Congratulations to RUFA student Lorenzo Cappella for the inauguration of the double exhibition “CIECO ANIMALE”, together with artist Guido D’Angelo, on show in the KHLAB exhibition space from 11 May to 4 June 2022
The thought of animality has many faces, a multitude of gestures.
Devouring the human mask, there where the gaze rises, the first track of an erratic wandering begins. Reprobate, wandering, outcast (re)starts again and again the indomitable search for an expressiveness – between the artifice of the code and the spontaneity of the momentum – capable of restoring the imperfect exactitude of a contradictory feeling. Gilles Deleuze, one of the pioneers of reflection on the subject, identified in animal becoming an embodied virtuality, a metamorphosis of a horizontal process that connects the single individual with the living whole.
With Cieco Animale, artists Guido D’Angelo and Lorenzo Cappella compare two research projects that draw from a common source. Traces, signs, footprints; a heterogeneous repertoire connotes the shared primordial language, in its ancipital dimension, both material and corporeal. Dense and compact textures (re)produce the experience of the human body, of its strength to open itself to an asymptotic process of differentiation, which projects it towards the absolute of a depersonalising tension, without ever fully realising it. Cappella’s Annebbiamenti series inaugurates this journey into the indistinct. The two artists renounce the comforting rationality of the optic-retinal vision, abandoning the terse clarity of the sky to immerse themselves in the pulsional chaos of an interior space: a cavern of origins, a prehistoric forge of artistic making.
The ghost, also by Cappella, welcomes these spirits and returns them in the semblance of a pink mist. The childhood of art is art itself, in its crudeness (and cruelty) at once obscene and sacred. Wild beasts, free and sacrificial creatures, constituted the first iconic reference of homo sapiens, as presented in the splendid and auroral theoretical fresco outlined by Georges Bataille, in his descent into the caves of Lascaux. In the exhibition, representations such as blind eyes in the night emerge from the walls: the opaque gaze of nameless beasts, superimpositions of colour weaves that (dis)veil latent possibilities, that (re)look at us, like Derrida’s cat that observes beyond its nakedness. The pendant composed by In ascolto tells us precisely of an inclusive dialogue that finds its reason for being in openness to the other. D’Angelo and Cappella incorporate the gaze of the animal as a plural being, in the same way as nascent humanity, when it inscribed the aurochs or the deer in the bare rock of dark caverns, pressing organic pigments against the bowels of the earth.
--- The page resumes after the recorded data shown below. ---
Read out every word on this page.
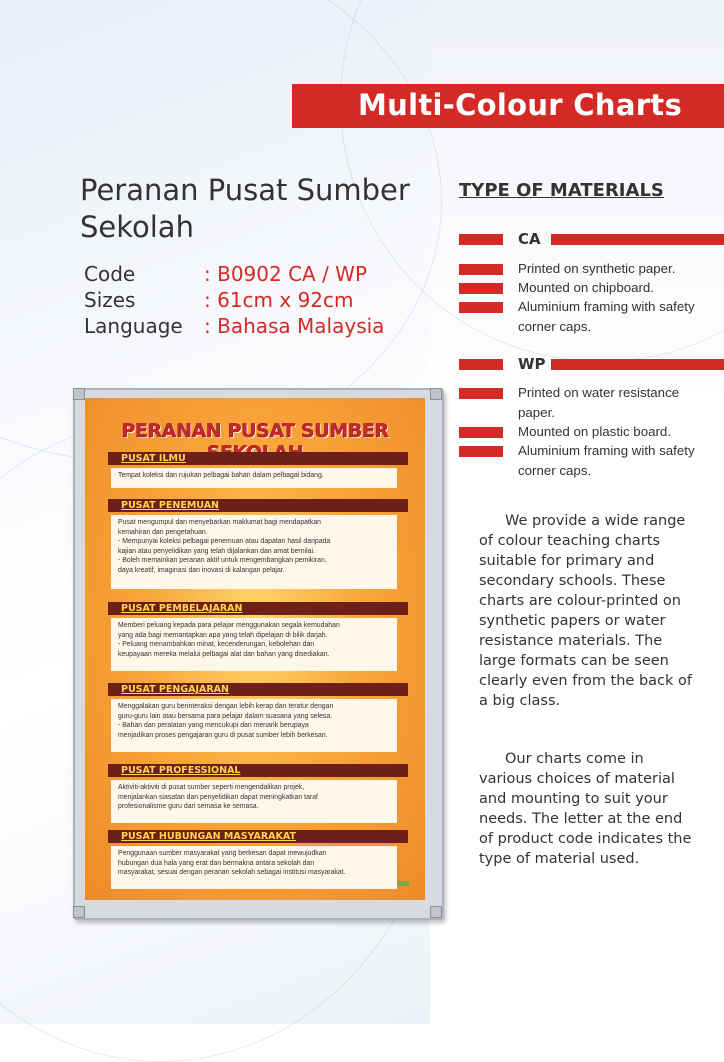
Multi-Colour Charts
Peranan Pusat Sumber Sekolah
Code	: B0902 CA / WP
Sizes	: 61cm x 92cm
Language	: Bahasa Malaysia
TYPE OF MATERIALS
CA
Printed on synthetic paper.
Mounted on chipboard.
Aluminium framing with safety corner caps.
WP
Printed on water resistance paper.
Mounted on plastic board.
Aluminium framing with safety corner caps.
We provide a wide range of colour teaching charts suitable for primary and secondary schools. These charts are colour-printed on synthetic papers or water resistance materials. The large formats can be seen clearly even from the back of a big class.
Our charts come in various choices of material and mounting to suit your needs. The letter at the end of product code indicates the type of material used.
PERANAN PUSAT SUMBER
PUSAT ILMU
Tempat koleksi dan rujukan pelbagai bahan dalam pelbagai bidang.
PUSAT PENEMUAN
Pusat mengumpul dan menyebarkan maklumat bagi mendapatkan
kemahiran dan pengetahuan.
- Mempunyai koleksi pelbagai penemuan atau dapatan hasil daripada
kajian atau penyelidikan yang telah dijalankan dan amat bernilai.
- Boleh memainkan peranan aktif untuk mengembangkan pemikiran,
daya kreatif, imaginasi dan inovasi di kalangan pelajar.
PUSAT PEMBELAJARAN
Memberi peluang kepada para pelajar menggunakan segala kemudahan
yang ada bagi memantapkan apa yang telah dipelajari di bilik darjah.
- Peluang menambahkan minat, kecenderungan, kebolehan dan
keupayaan mereka melalui pelbagai alat dan bahan yang disediakan.
PUSAT PENGAJARAN
Menggalakan guru berinteraksi dengan lebih kerap dan teratur dengan
guru-guru lain atau bersama para pelajar dalam suasana yang selesa.
- Bahan dan peralatan yang mencukupi dan menarik berupaya
menjadikan proses pengajaran guru di pusat sumber lebih berkesan.
PUSAT PROFESSIONAL
Aktiviti-aktiviti di pusat sumber seperti mengendalikan projek,
menjalankan siasatan dan penyelidikan dapat meningkatkan taraf
profesionalisme guru dari semasa ke semasa.
PUSAT HUBUNGAN MASYARAKAT
Penggunaan sumber masyarakat yang berkesan dapat mewujudkan
hubungan dua hala yang erat dan bermakna antara sekolah dan
masyarakat, sesuai dengan peranan sekolah sebagai institusi masyarakat.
An action that (s)combines subject and object, which defigures the former and deobjectifies the latter. A shared perspective, of symbiotic interchange.
In this nameless process, always in fieri, the animal and the identity are united and transformed, absorbed in the dense and compact grip of a material transference that depsychologises the intention and returns it to the purity of the medium.
A pictorial making of verses and silences, tense and tight rhythms that open up voids, glimpses of melancholic poetry. The wise unconsciousness of this blurring and alternating of chromatic masses responds to impenetrable logic, to ancient reasons. The myth, which appears in D’Angelo’s works, eschews narrative by archetypes, figurative subjects. As in the case of Prometheus, such iconography can (re)emerge oblivious of the yoke of illustrative, sweetened narratives that have made it an emblem of the human condition, a falsely universalistic perspective. Figures and landscapes are restored to the desublimated imagery of an archaic world, a universe we do not see, but which we perceive – intercepted by the upturned gaze of the two artists, by the multiplied gaze of the works – as if shaken by a secret, barely hinted at tremor, pulsating under layers of colour and sensation.